It’s been nearly 15 years since Savannah, Georgia based stoner sludge band Kylesa formed. Their self titled release in 2002 introduced them as a force in the stoner metal genre, with groovy riffs, crushingly heavy vocals, and a few remaining ties to the band’s grindcore origins. Over the years, the band has shifted and evolved their sound, incorporating influences from psychedelic and experimental roots. Their newest release, Exhausting Fire, has taken their sound to another level. With some heavy goth rock vibes and lots of focus on the commanding voice of Laura Pleasants, the seeds that were planted in 2013’s Ultraviolet have bloomed into one of the most exciting sounding projects in rock music currently.
Each of the wide variety of influences that shape Kylesa’s newly focused sound are represented on different songs throughout the album. Exhausting Fire opens with the aptly-titled “Crusher”, which immediately reassures long time fans that though their sound may have developed, they are still truly heavy forces in metal and hard rock. I include hard rock because, while they may have in the past been seen as solely a metal band, this is an album that could easily appeal to even the least frequent of metal listeners.
One of the most pervasive influences on this record is goth rock, which is especially noticeable in Pleasants’s vocals. Even “Crusher” lightens the load occasionally with her enchanting clean singing. Songs like “Night Drive” up the goth factor with a hazy sound that could almost be described as shoe-gaze influences. It’s a quick dot to connect from goth rock to the New Wave soaked lo-fi post punk that is being referenced this song, and with such heavy psychedelic inspiration, Kylesa does a seriously impressive take on it.
Kylesa has also upped the psych on Exhausting Fire. “Falling” is a totally atmospheric journey, a far leap from their grindcore roots. Pleasants voice sounds interesting and mysterious, and the “Echoes” style groove from the rhythm section keeps the song from dragging before it hits the fuzz heavy guitar solo. A change in pace has not tripped up the band’s ability to rock in the slightest.
And Exhausting Fire is still full of rock. “Shaping the Southern Sky,” as the title might suggest, is a groovy trip back to the band’s Southern metal origins with unrelenting riffs that, channeling the spacey heaviness of the likes of early Monster Magnet, will keep your head banging throughout the song. Kylesa hasn’t lost their original sound on this new record, they’ve just elevated the heck out of it. One of the places where this blend shines through best is on the track “Blood Moon,” an earth shatteringly sludgy track that evokes its title again and again.
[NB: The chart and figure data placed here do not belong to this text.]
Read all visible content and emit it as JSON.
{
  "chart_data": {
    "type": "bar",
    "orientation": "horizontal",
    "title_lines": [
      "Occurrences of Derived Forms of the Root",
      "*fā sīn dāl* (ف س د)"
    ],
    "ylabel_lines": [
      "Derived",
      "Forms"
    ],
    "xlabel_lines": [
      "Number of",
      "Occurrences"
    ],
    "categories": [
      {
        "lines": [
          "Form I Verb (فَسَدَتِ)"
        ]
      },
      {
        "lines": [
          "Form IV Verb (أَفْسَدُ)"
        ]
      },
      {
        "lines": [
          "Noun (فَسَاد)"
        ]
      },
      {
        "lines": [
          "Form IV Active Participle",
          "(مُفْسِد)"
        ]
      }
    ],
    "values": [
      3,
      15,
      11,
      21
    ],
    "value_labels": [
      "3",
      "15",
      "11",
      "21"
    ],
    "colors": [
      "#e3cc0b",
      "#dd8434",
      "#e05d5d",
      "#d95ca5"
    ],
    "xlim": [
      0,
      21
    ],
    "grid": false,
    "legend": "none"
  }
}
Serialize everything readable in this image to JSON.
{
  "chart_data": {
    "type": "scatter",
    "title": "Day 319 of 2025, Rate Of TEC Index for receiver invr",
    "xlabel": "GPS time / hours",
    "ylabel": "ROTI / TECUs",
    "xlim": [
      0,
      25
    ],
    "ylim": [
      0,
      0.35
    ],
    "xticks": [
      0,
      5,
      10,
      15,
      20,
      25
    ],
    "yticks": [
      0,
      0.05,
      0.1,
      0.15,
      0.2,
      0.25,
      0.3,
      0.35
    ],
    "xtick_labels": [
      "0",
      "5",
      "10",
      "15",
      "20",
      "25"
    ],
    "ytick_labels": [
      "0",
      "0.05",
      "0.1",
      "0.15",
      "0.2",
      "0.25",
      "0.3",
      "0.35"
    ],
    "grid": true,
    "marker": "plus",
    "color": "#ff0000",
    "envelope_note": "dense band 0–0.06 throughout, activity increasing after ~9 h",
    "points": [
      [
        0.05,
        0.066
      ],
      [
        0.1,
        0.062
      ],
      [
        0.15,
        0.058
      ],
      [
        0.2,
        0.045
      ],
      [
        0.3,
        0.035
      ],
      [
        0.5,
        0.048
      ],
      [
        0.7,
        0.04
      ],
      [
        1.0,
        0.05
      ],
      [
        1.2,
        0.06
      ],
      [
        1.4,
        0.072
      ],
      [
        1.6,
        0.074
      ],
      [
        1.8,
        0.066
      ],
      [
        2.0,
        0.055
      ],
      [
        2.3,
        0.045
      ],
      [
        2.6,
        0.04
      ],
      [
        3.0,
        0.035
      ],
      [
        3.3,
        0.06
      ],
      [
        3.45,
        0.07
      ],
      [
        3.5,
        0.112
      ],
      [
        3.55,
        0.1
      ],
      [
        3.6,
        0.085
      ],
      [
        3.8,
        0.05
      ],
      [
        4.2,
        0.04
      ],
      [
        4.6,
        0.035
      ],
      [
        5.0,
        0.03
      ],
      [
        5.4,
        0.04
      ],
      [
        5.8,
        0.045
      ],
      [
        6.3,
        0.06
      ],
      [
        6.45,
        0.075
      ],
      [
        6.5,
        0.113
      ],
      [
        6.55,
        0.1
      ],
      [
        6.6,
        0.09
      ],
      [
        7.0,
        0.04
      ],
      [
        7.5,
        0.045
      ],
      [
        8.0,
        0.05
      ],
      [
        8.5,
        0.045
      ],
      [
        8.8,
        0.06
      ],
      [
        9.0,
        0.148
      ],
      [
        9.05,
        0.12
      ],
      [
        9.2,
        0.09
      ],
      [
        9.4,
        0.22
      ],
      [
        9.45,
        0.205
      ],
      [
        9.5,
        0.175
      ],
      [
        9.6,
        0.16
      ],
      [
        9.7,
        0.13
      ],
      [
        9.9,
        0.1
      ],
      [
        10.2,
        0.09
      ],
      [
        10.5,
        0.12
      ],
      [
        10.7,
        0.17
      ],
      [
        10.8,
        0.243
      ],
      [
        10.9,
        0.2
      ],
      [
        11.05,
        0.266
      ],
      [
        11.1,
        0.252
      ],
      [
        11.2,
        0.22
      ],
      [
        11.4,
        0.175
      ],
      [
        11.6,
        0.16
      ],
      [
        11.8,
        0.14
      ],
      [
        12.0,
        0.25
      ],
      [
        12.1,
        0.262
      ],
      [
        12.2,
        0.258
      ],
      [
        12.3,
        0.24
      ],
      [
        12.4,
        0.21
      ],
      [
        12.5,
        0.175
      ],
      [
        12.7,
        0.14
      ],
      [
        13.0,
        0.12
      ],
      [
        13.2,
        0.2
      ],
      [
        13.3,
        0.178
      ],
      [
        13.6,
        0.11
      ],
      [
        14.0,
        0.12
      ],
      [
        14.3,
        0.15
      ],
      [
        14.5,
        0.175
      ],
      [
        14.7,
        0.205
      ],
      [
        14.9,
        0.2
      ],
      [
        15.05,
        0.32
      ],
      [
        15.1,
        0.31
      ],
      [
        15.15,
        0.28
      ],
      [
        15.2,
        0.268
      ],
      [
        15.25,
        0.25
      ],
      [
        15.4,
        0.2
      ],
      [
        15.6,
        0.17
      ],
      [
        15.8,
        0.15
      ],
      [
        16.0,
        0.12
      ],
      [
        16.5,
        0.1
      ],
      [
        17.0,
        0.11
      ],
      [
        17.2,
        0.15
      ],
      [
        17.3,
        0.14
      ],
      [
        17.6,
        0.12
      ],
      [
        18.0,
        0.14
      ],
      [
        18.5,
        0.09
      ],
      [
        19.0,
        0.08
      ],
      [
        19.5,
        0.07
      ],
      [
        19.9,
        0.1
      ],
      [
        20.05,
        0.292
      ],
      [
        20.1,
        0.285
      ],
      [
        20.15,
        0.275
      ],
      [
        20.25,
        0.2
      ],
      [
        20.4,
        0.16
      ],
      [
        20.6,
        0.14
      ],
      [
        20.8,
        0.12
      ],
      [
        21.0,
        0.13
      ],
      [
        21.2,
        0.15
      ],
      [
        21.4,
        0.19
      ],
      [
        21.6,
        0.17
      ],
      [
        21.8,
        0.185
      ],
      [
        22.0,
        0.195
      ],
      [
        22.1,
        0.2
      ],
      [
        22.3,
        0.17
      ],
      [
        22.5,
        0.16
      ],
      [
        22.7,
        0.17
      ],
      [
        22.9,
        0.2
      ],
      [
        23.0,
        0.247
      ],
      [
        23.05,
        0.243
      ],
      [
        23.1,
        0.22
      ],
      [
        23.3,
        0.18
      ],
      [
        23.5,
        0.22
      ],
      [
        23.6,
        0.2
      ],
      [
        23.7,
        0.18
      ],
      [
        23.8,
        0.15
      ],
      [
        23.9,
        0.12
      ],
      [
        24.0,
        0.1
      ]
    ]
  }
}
No good band stops evolving their sound just because they feel they’ve found the one that fits. And Kylesa has proved to be one seriously good band, so one can only imagine where these giants in heavy music are headed next. Exhausting Fire will undoubtedly be remembered as not only one of the best releases of 2015, but likely a seminal record in the shape of metal to come. More and more bands have been embracing the psychedelic influences of their predecessors and their predecessors’ predecessors and are creating some of the most interesting, innovative music to come out in metal in a long time, and with Exhausting Fire, Kylesa has secured its place (where it was already sitting pretty nicely already) at the head of that movement.